One of the greatest salads I've eaten in a lifetime of great salads was the fried pork belly salad I had at DD Restaurant, in the center of Nong Khai on the Thai-Lao border. There, the pork comes in fat slabs, crisp on the outside, meltingly tender inside, in the sweet-hot-sour-savory dressing that seems to blanket nearly everything on the menu (this is, by the way, a very good thing).

This past week, while I was busy clacking away at the keyboard at my in-laws' place in Bogotá, I started thinking about unique things I could make for dinner that they might not have much access to in Colombia, but could still be made with available ingredients. That's when my eyes drifted over to the package of chicharrones, the fried pork rinds that are a near ubiquitous snack, as popular as potato or yuca chips.
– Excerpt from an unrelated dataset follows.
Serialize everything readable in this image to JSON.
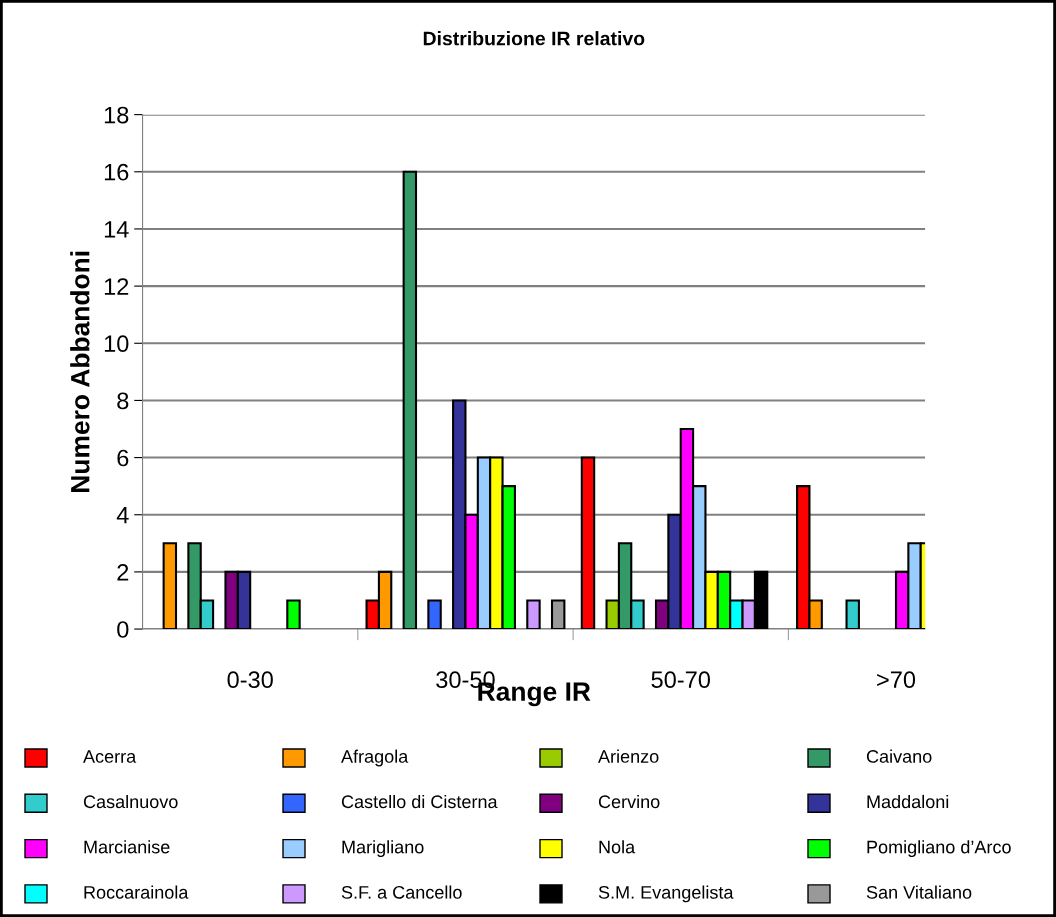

I whipped up a quick batch of Issan-style dressing by pounding garlic and hot chilies in a mortar and pestle, then added some sugar (I used the local panela, though any kind of raw brown sugar or palm sugar will work), lime juice, and fish sauce. To bring some brightness and other aromatic elements to the salad, I added some cleaned bean sprouts (I was surprised I found them in Bogotá!), picked mint leaves, cilantro, tomatoes, sliced red onions, and sliced cebolla larga, which, for all intents and purposes, are fat spring onions.

Pretty fantastic for a dish that comes together in all of ten minutes. It lacks the creamy, tender centers of the fried pork rind salad I had in Nong Khai, but I really love the way the crisp pork rinds soften up slightly and absorb dressing while still maintaining a bit of crunch.

The next plan? Make this sucker at home with juicy chicharrones made from actual fresh pork belly. Until then, this shortcut will do. I can't say for certain, but I'm pretty sure this was the only chicharrón salad in Colombia that night.